Quentin Hardy: According to the Securities and Exchange Commission, unauthorized disclosures of confidential information, whether from unsecured devices, leaky apps or poor cloud security, must be announced publicly if the information could affect a company's stock price.
Dexter Filkins: Our ignorance is not total, but our information is nowhere near adequate.
NYT: Executives should understand that openly discussing threats helps everyone become more alert to risks, which would be in their own long-term interest.
Ashkan Soltani: It's not a matter of whether or not you've been compromised. It's whether you have the expertise to tell.
James Harkin: No matter, because the rewards are going to be tremendous. Big data is on the cusp of becoming a "significant corporate asset", so much so that it may even help the west to win back manufacturing advantage from the developing world. Soon, they claim airily, it "may be able to tell whether we're falling in love". Most of all, we have to know what we want to achieve and what we want big data to do. Otherwise, like the previous iterations of internet futurism, big data will remain a showy buzzword - full of sound and fury, signifying very little.

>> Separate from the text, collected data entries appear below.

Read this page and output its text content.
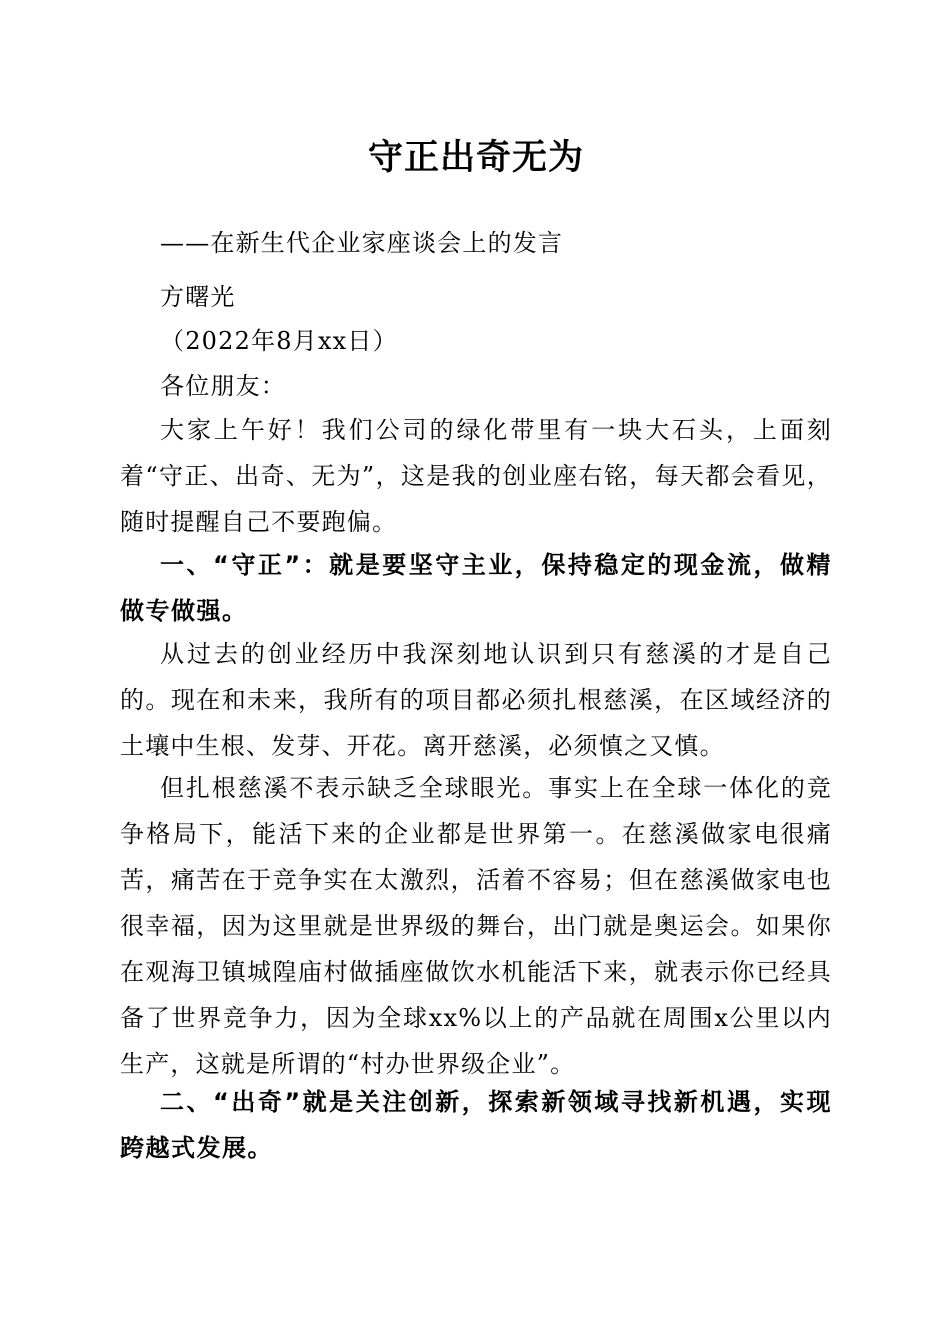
守正出奇无为

——在新生代企业家座谈会上的发言

方曙光

（2022年8月xx日）

各位朋友：

大家上午好！我们公司的绿化带里有一块大石头，上面刻着“守正、出奇、无为”，这是我的创业座右铭，每天都会看见，随时提醒自己不要跑偏。

一、“守正”：就是要坚守主业，保持稳定的现金流，做精做专做强。

从过去的创业经历中我深刻地认识到只有慈溪的才是自己的。现在和未来，我所有的项目都必须扎根慈溪，在区域经济的土壤中生根、发芽、开花。离开慈溪，必须慎之又慎。

但扎根慈溪不表示缺乏全球眼光。事实上在全球一体化的竞争格局下，能活下来的企业都是世界第一。在慈溪做家电很痛苦，痛苦在于竞争实在太激烈，活着不容易；但在慈溪做家电也很幸福，因为这里就是世界级的舞台，出门就是奥运会。如果你在观海卫镇城隍庙村做插座做饮水机能活下来，就表示你已经具备了世界竞争力，因为全球xx%以上的产品就在周围x公里以内生产，这就是所谓的“村办世界级企业”。

二、“出奇”就是关注创新，探索新领域寻找新机遇，实现跨越式发展。
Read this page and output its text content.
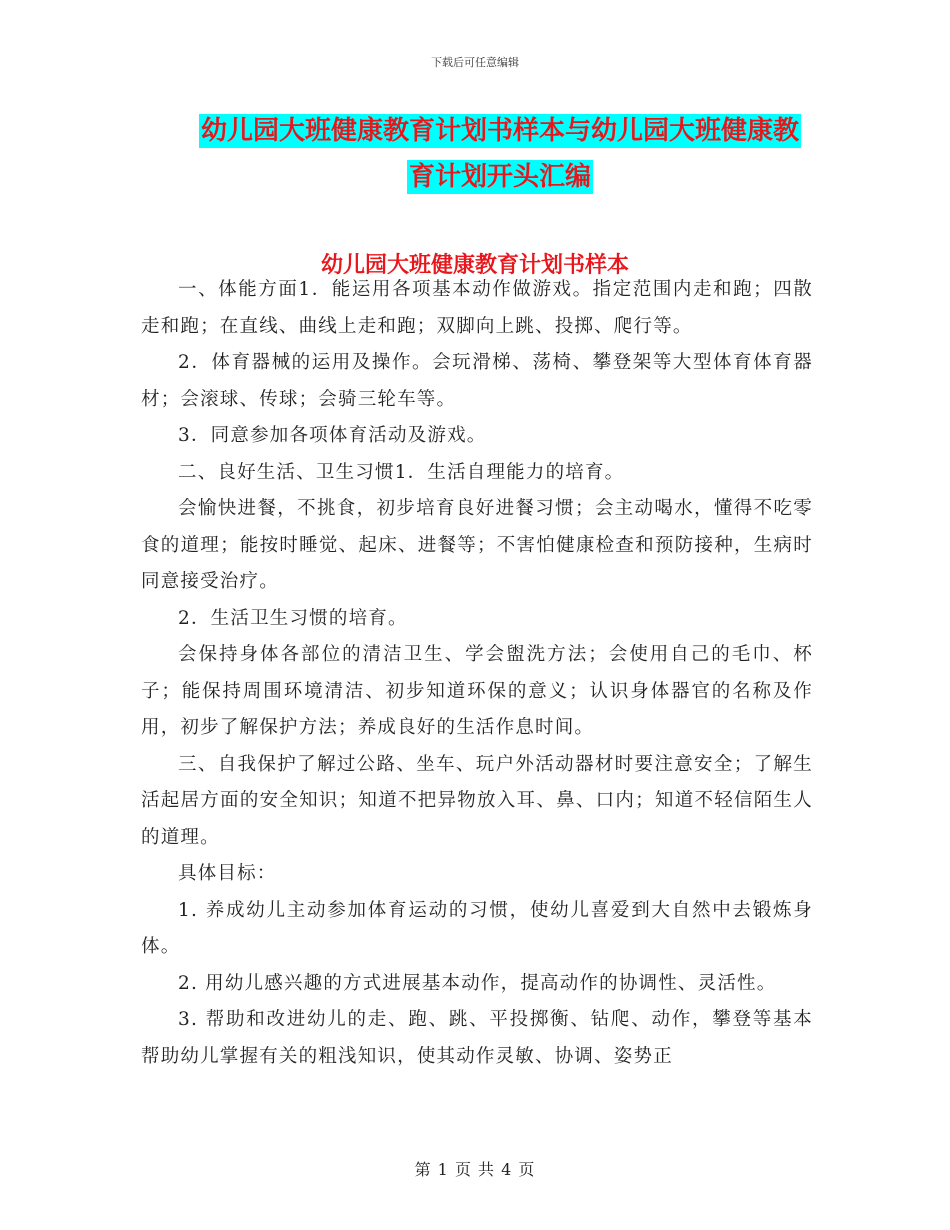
下载后可任意编辑
幼儿园大班健康教育计划书样本与幼儿园大班健康教
育计划开头汇编
幼儿园大班健康教育计划书样本

一、体能方面1．能运用各项基本动作做游戏。指定范围内走和跑；四散走和跑；在直线、曲线上走和跑；双脚向上跳、投掷、爬行等。

2．体育器械的运用及操作。会玩滑梯、荡椅、攀登架等大型体育体育器材；会滚球、传球；会骑三轮车等。

3．同意参加各项体育活动及游戏。

二、良好生活、卫生习惯1．生活自理能力的培育。

会愉快进餐，不挑食，初步培育良好进餐习惯；会主动喝水，懂得不吃零食的道理；能按时睡觉、起床、进餐等；不害怕健康检查和预防接种，生病时同意接受治疗。

2．生活卫生习惯的培育。

会保持身体各部位的清洁卫生、学会盥洗方法；会使用自己的毛巾、杯子；能保持周围环境清洁、初步知道环保的意义；认识身体器官的名称及作用，初步了解保护方法；养成良好的生活作息时间。

三、自我保护了解过公路、坐车、玩户外活动器材时要注意安全；了解生活起居方面的安全知识；知道不把异物放入耳、鼻、口内；知道不轻信陌生人的道理。

具体目标：

1. 养成幼儿主动参加体育运动的习惯，使幼儿喜爱到大自然中去锻炼身体。

2. 用幼儿感兴趣的方式进展基本动作，提高动作的协调性、灵活性。

3. 帮助和改进幼儿的走、跑、跳、平投掷衡、钻爬、动作，攀登等基本帮助幼儿掌握有关的粗浅知识，使其动作灵敏、协调、姿势正

第 1 页 共 4 页
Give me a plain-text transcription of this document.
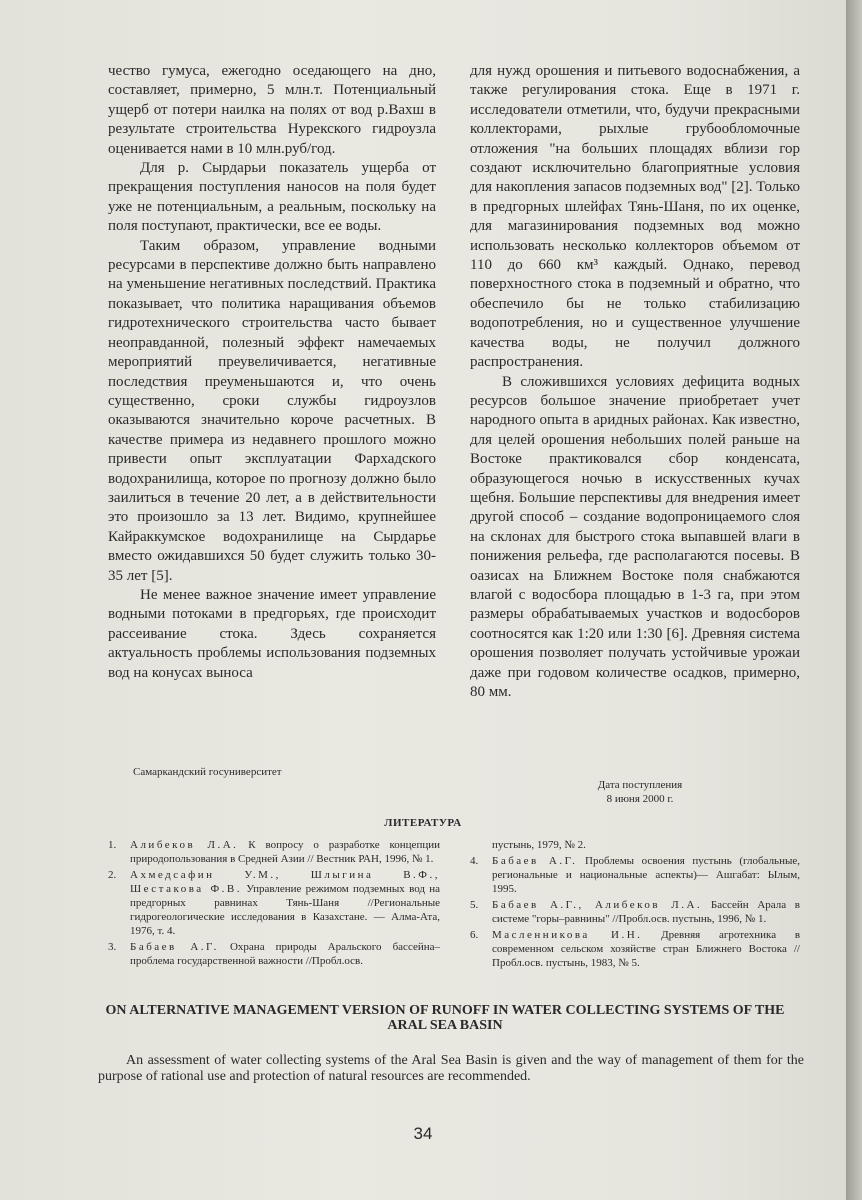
чество гумуса, ежегодно оседающего на дно, составляет, примерно, 5 млн.т. Потенциальный ущерб от потери наилка на полях от вод р.Вахш в результате строительства Нурекского гидроузла оценивается нами в 10 млн.руб/год.

Для р. Сырдарьи показатель ущерба от прекращения поступления наносов на поля будет уже не потенциальным, а реальным, поскольку на поля поступают, практически, все ее воды.

Таким образом, управление водными ресурсами в перспективе должно быть направлено на уменьшение негативных последствий. Практика показывает, что политика наращивания объемов гидротехнического строительства часто бывает неоправданной, полезный эффект намечаемых мероприятий преувеличивается, негативные последствия преуменьшаются и, что очень существенно, сроки службы гидроузлов оказываются значительно короче расчетных. В качестве примера из недавнего прошлого можно привести опыт эксплуатации Фархадского водохранилища, которое по прогнозу должно было заилиться в течение 20 лет, а в действительности это произошло за 13 лет. Видимо, крупнейшее Кайраккумское водохранилище на Сырдарье вместо ожидавшихся 50 будет служить только 30-35 лет [5].

Не менее важное значение имеет управление водными потоками в предгорьях, где происходит рассеивание стока. Здесь сохраняется актуальность проблемы использования подземных вод на конусах выноса

для нужд орошения и питьевого водоснабжения, а также регулирования стока. Еще в 1971 г. исследователи отметили, что, будучи прекрасными коллекторами, рыхлые грубообломочные отложения "на больших площадях вблизи гор создают исключительно благоприятные условия для накопления запасов подземных вод" [2]. Только в предгорных шлейфах Тянь-Шаня, по их оценке, для магазинирования подземных вод можно использовать несколько коллекторов объемом от 110 до 660 км³ каждый. Однако, перевод поверхностного стока в подземный и обратно, что обеспечило бы не только стабилизацию водопотребления, но и существенное улучшение качества воды, не получил должного распространения.

В сложившихся условиях дефицита водных ресурсов большое значение приобретает учет народного опыта в аридных районах. Как известно, для целей орошения небольших полей раньше на Востоке практиковался сбор конденсата, образующегося ночью в искусственных кучах щебня. Большие перспективы для внедрения имеет другой способ – создание водопроницаемого слоя на склонах для быстрого стока выпавшей влаги в понижения рельефа, где располагаются посевы. В оазисах на Ближнем Востоке поля снабжаются влагой с водосбора площадью в 1-3 га, при этом размеры обрабатываемых участков и водосборов соотносятся как 1:20 или 1:30 [6]. Древняя система орошения позволяет получать устойчивые урожаи даже при годовом количестве осадков, примерно, 80 мм.

Самаркандский госуниверситет
Дата поступления
8 июня 2000 г.
ЛИТЕРАТУРА
1. Алибеков Л.А. К вопросу о разработке концепции природопользования в Средней Азии // Вестник РАН, 1996, № 1.
2. Ахмедсафин У.М., Шлыгина В.Ф., Шестакова Ф.В. Управление режимом подземных вод на предгорных равнинах Тянь-Шаня //Региональные гидрогеологические исследования в Казахстане. — Алма-Ата, 1976, т. 4.
3. Бабаев А.Г. Охрана природы Аральского бассейна– проблема государственной важности //Пробл.осв.
пустынь, 1979, № 2.
4. Бабаев А.Г. Проблемы освоения пустынь (глобальные, региональные и национальные аспекты)— Ашгабат: Ылым, 1995.
5. Бабаев А.Г., Алибеков Л.А. Бассейн Арала в системе "горы–равнины" //Пробл.осв. пустынь, 1996, № 1.
6. Масленникова И.Н. Древняя агротехника в современном сельском хозяйстве стран Ближнего Востока //Пробл.осв. пустынь, 1983, № 5.
ON ALTERNATIVE MANAGEMENT VERSION OF RUNOFF IN WATER COLLECTING SYSTEMS OF THE ARAL SEA BASIN
An assessment of water collecting systems of the Aral Sea Basin is given and the way of management of them for the purpose of rational use and protection of natural resources are recommended.
34
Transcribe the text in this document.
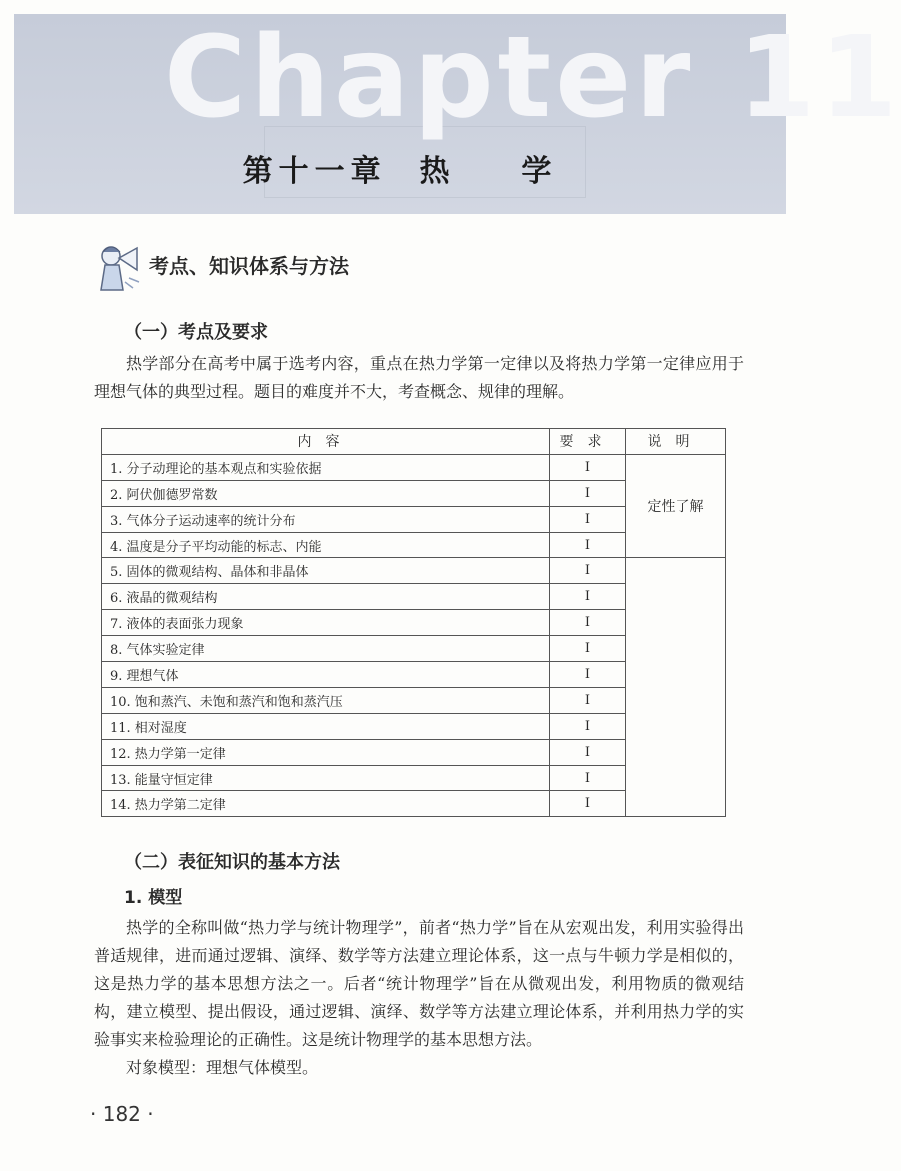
Chapter 11
第十一章  热    学
考点、知识体系与方法
（一）考点及要求
热学部分在高考中属于选考内容，重点在热力学第一定律以及将热力学第一定律应用于理想气体的典型过程。题目的难度并不大，考查概念、规律的理解。
内容	要求	说明
1. 分子动理论的基本观点和实验依据	Ⅰ	定性了解
2. 阿伏伽德罗常数	Ⅰ	
3. 气体分子运动速率的统计分布	Ⅰ	
4. 温度是分子平均动能的标志、内能	Ⅰ	
5. 固体的微观结构、晶体和非晶体	Ⅰ	
6. 液晶的微观结构	Ⅰ	
7. 液体的表面张力现象	Ⅰ	
8. 气体实验定律	Ⅰ	
9. 理想气体	Ⅰ	
10. 饱和蒸汽、未饱和蒸汽和饱和蒸汽压	Ⅰ	
11. 相对湿度	Ⅰ	
12. 热力学第一定律	Ⅰ	
13. 能量守恒定律	Ⅰ	
14. 热力学第二定律	Ⅰ	
（二）表征知识的基本方法
1. 模型
热学的全称叫做“热力学与统计物理学”，前者“热力学”旨在从宏观出发，利用实验得出普适规律，进而通过逻辑、演绎、数学等方法建立理论体系，这一点与牛顿力学是相似的，这是热力学的基本思想方法之一。后者“统计物理学”旨在从微观出发，利用物质的微观结构，建立模型、提出假设，通过逻辑、演绎、数学等方法建立理论体系，并利用热力学的实验事实来检验理论的正确性。这是统计物理学的基本思想方法。
对象模型：理想气体模型。
· 182 ·
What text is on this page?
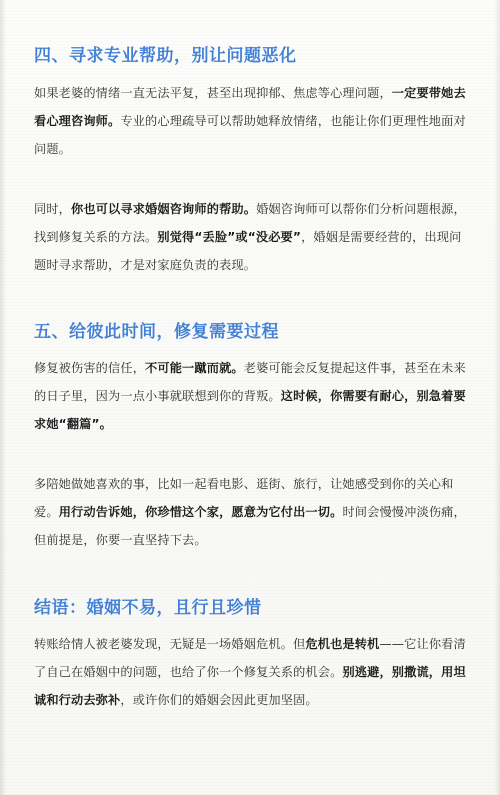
四、寻求专业帮助，别让问题恶化

如果老婆的情绪一直无法平复，甚至出现抑郁、焦虑等心理问题，一定要带她去看心理咨询师。专业的心理疏导可以帮助她释放情绪，也能让你们更理性地面对问题。

同时，你也可以寻求婚姻咨询师的帮助。婚姻咨询师可以帮你们分析问题根源，找到修复关系的方法。别觉得“丢脸”或“没必要”，婚姻是需要经营的，出现问题时寻求帮助，才是对家庭负责的表现。

五、给彼此时间，修复需要过程

修复被伤害的信任，不可能一蹴而就。老婆可能会反复提起这件事，甚至在未来的日子里，因为一点小事就联想到你的背叛。这时候，你需要有耐心，别急着要求她“翻篇”。

多陪她做她喜欢的事，比如一起看电影、逛街、旅行，让她感受到你的关心和爱。用行动告诉她，你珍惜这个家，愿意为它付出一切。时间会慢慢冲淡伤痛，但前提是，你要一直坚持下去。

结语：婚姻不易，且行且珍惜

转账给情人被老婆发现，无疑是一场婚姻危机。但危机也是转机——它让你看清了自己在婚姻中的问题，也给了你一个修复关系的机会。别逃避，别撒谎，用坦诚和行动去弥补，或许你们的婚姻会因此更加坚固。
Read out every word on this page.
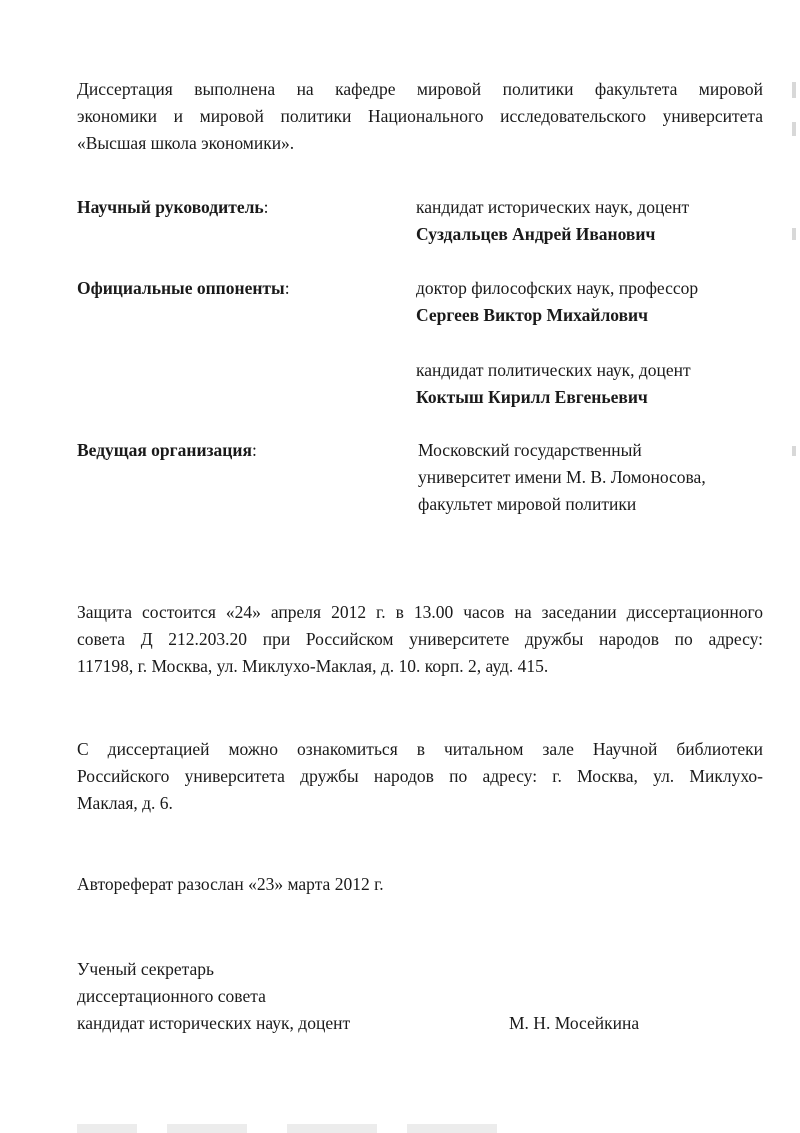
Диссертация выполнена на кафедре мировой политики факультета мировой
экономики и мировой политики Национального исследовательского университета
«Высшая школа экономики».
Научный руководитель:	кандидат исторических наук, доцент
Суздальцев Андрей Иванович
Официальные оппоненты:	доктор философских наук, профессор
Сергеев Виктор Михайлович
кандидат политических наук, доцент
Коктыш Кирилл Евгеньевич
Ведущая организация:	Московский государственный
университет имени М. В. Ломоносова,
факультет мировой политики
Защита состоится «24» апреля 2012 г. в 13.00 часов на заседании диссертационного
совета Д 212.203.20 при Российском университете дружбы народов по адресу:
117198, г. Москва, ул. Миклухо-Маклая, д. 10. корп. 2, ауд. 415.
С диссертацией можно ознакомиться в читальном зале Научной библиотеки
Российского университета дружбы народов по адресу: г. Москва, ул. Миклухо-
Маклая, д. 6.
Автореферат разослан «23» марта 2012 г.
Ученый секретарь
диссертационного совета
кандидат исторических наук, доцент	М. Н. Мосейкина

David Brooks: As we acquire more data, we have the ability to find many, many more statistically significant correlations. Most of these correlations are spurious and deceive us when we're trying to understand a situation. Falsity grows exponentially the more data we collect. The haystack gets bigger, but the needle we are looking for is still buried deep inside.
Straw Man: Money for me ... Money for me, databases for you.